Changement de donne au proche-Orient ?

Publié le par Le Blog du MRAP Fédération de Moselle


Le rapport Baker change la donne au Moyen-Orient


Par Liberation.fr : jeudi 7 décembre 2006

 Au lendemain de la publication du rapport de l'ancien secrétaire d'Etat qui critique la politique de Bush en Irak et dans la région, la Syrie a trouvé le texte «objectif et positif», l'Iran est attentiste et Israël affirme publiquement son «désaccord»

Alors que le Premier ministre israélien Ehud Olmert vient d'affirmer publiquement son «désaccord» avec le rapport rédigé par l'ancien secrétaire d'Etat américain James Baker sur l'Irak et le Moyen-Orient, l'Iran et la Syrie ont adopté une attitude radicalement opposée.

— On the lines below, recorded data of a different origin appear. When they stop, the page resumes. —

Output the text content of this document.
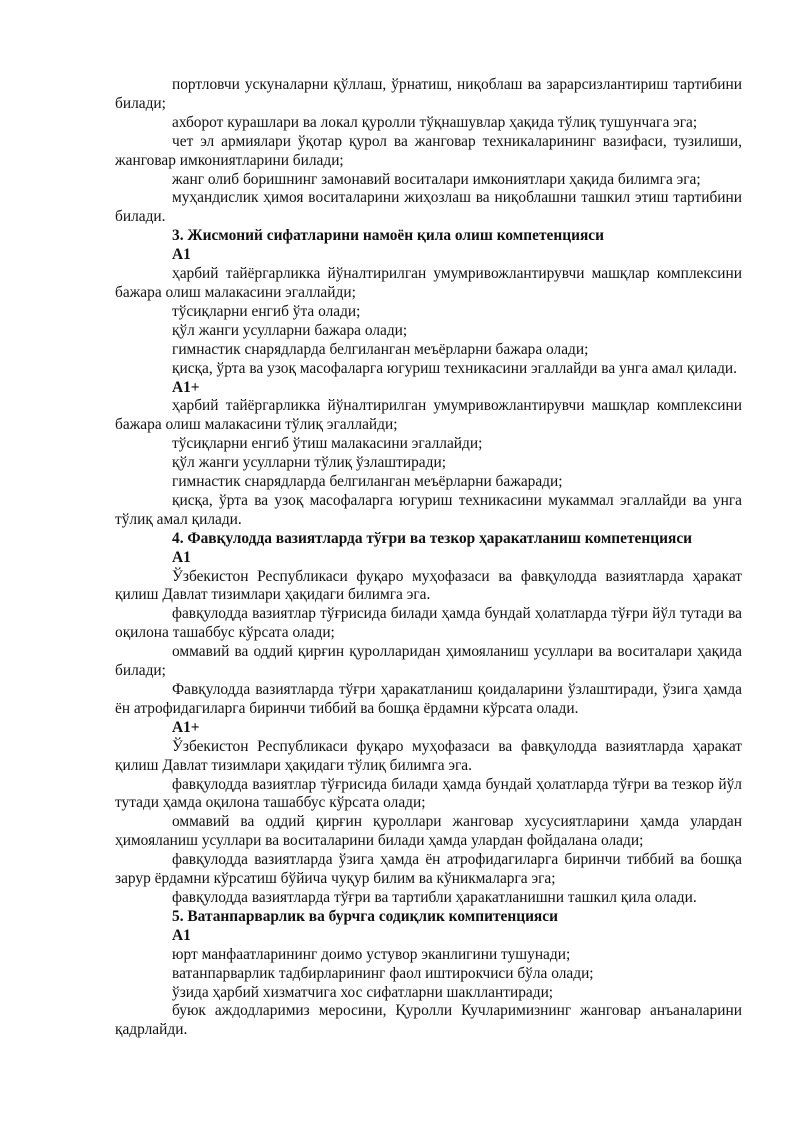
портловчи ускуналарни қўллаш, ўрнатиш, ниқоблаш ва зарарсизлантириш тартибини билади;

ахборот курашлари ва локал қуролли тўқнашувлар ҳақида тўлиқ тушунчага эга;

чет эл армиялари ўқотар қурол ва жанговар техникаларининг вазифаси, тузилиши, жанговар имкониятларини билади;

жанг олиб боришнинг замонавий воситалари имкониятлари ҳақида билимга эга;

муҳандислик ҳимоя воситаларини жиҳозлаш ва ниқоблашни ташкил этиш тартибини билади.

3. Жисмоний сифатларини намоён қила олиш компетенцияси

А1

ҳарбий тайёргарликка йўналтирилган умумривожлантирувчи машқлар комплексини бажара олиш малакасини эгаллайди;

тўсиқларни енгиб ўта олади;

қўл жанги усулларни бажара олади;

гимнастик снарядларда белгиланган меъёрларни бажара олади;

қисқа, ўрта ва узоқ масофаларга югуриш техникасини эгаллайди ва унга амал қилади.

А1+

ҳарбий тайёргарликка йўналтирилган умумривожлантирувчи машқлар комплексини бажара олиш малакасини тўлиқ эгаллайди;

тўсиқларни енгиб ўтиш малакасини эгаллайди;

қўл жанги усулларни тўлиқ ўзлаштиради;

гимнастик снарядларда белгиланган меъёрларни бажаради;

қисқа, ўрта ва узоқ масофаларга югуриш техникасини мукаммал эгаллайди ва унга тўлиқ амал қилади.

4. Фавқулодда вазиятларда тўғри ва тезкор ҳаракатланиш компетенцияси

А1

Ўзбекистон Республикаси фуқаро муҳофазаси ва фавқулодда вазиятларда ҳаракат қилиш Давлат тизимлари ҳақидаги билимга эга.

фавқулодда вазиятлар тўғрисида билади ҳамда бундай ҳолатларда тўғри йўл тутади ва оқилона ташаббус кўрсата олади;

оммавий ва оддий қирғин қуролларидан ҳимояланиш усуллари ва воситалари ҳақида билади;

Фавқулодда вазиятларда тўғри ҳаракатланиш қоидаларини ўзлаштиради, ўзига ҳамда ён атрофидагиларга биринчи тиббий ва бошқа ёрдамни кўрсата олади.

А1+

Ўзбекистон Республикаси фуқаро муҳофазаси ва фавқулодда вазиятларда ҳаракат қилиш Давлат тизимлари ҳақидаги тўлиқ билимга эга.

фавқулодда вазиятлар тўғрисида билади ҳамда бундай ҳолатларда тўғри ва тезкор йўл тутади ҳамда оқилона ташаббус кўрсата олади;

оммавий ва оддий қирғин қуроллари жанговар хусусиятларини ҳамда улардан ҳимояланиш усуллари ва воситаларини билади ҳамда улардан фойдалана олади;

фавқулодда вазиятларда ўзига ҳамда ён атрофидагиларга биринчи тиббий ва бошқа зарур ёрдамни кўрсатиш бўйича чуқур билим ва кўникмаларга эга;

фавқулодда вазиятларда тўғри ва тартибли ҳаракатланишни ташкил қила олади.

5. Ватанпарварлик ва бурчга содиқлик компитенцияси

А1

юрт манфаатларининг доимо устувор эканлигини тушунади;

ватанпарварлик тадбирларининг фаол иштирокчиси бўла олади;

ўзида ҳарбий хизматчига хос сифатларни шакллантиради;

буюк аждодларимиз меросини, Қуролли Кучларимизнинг жанговар анъаналарини қадрлайди.
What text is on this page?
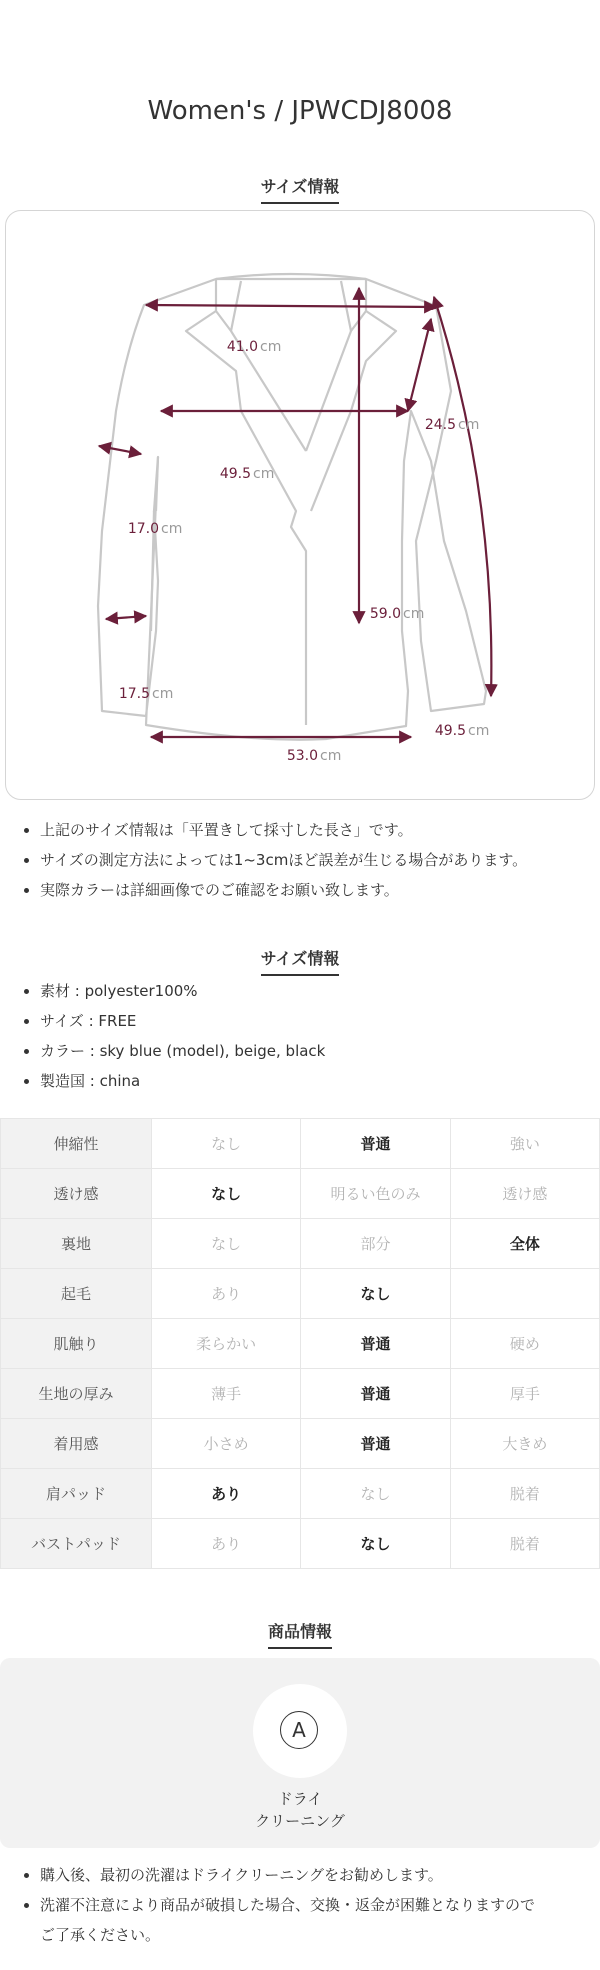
Women's / JPWCDJ8008
サイズ情報
41.0 cm
49.5 cm
24.5 cm
17.0 cm
59.0 cm
17.5 cm
49.5 cm
53.0 cm
• 上記のサイズ情報は「平置きして採寸した長さ」です。
• サイズの測定方法によっては1~3cmほど誤差が生じる場合があります。
• 実際カラーは詳細画像でのご確認をお願い致します。
サイズ情報
• 素材 : polyester100%
• サイズ : FREE
• カラー : sky blue (model), beige, black
• 製造国 : china
伸縮性	なし	普通	強い
透け感	なし	明るい色のみ	透け感
裏地	なし	部分	全体
起毛	あり	なし	
肌触り	柔らかい	普通	硬め
生地の厚み	薄手	普通	厚手
着用感	小さめ	普通	大きめ
肩パッド	あり	なし	脱着
バストパッド	あり	なし	脱着
商品情報
A
ドライ
クリーニング
• 購入後、最初の洗濯はドライクリーニングをお勧めします。
• 洗濯不注意により商品が破損した場合、交換・返金が困難となりますので
ご了承ください。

La Syrie estime ce matin que le rapport Baker est «positif» et «objectif», notamment en ce qui concerne le rôle que les pays voisins de l'Irak pourraient jouer pour y assurer la sécurité, a affirmé le ministère syrien des Affaires étrangères. Côté israélien donc, Ehud Olmert a exclu des pourparlers immédiats avec la Syrie, préconisés dans le cadre d'un règlement global de la crise au Porche et au Moyen-Orient. Il  a réfuté le lien entre le conflit siraélo-arabe et l'aggravation de la situation au Moyen-Orient.

Mercredi, en déplacement eaux Pays-Bas, le ministre iranien des Affaires étrangères Manouchehr Mottaki avait pour sa part déclaré que «la décision (des Etats-Unis) de se retirer (d'Irak)» ne nécessitait «aucune négociation avec l'Iran ou d'autres pays de la région». Jugeant la situation "grave", le groupe parlementaire bipartite sur l'Irak a suggéré à George W. Bush une refonte totale de sa politique irakienne et, plus largement, proche-orientale.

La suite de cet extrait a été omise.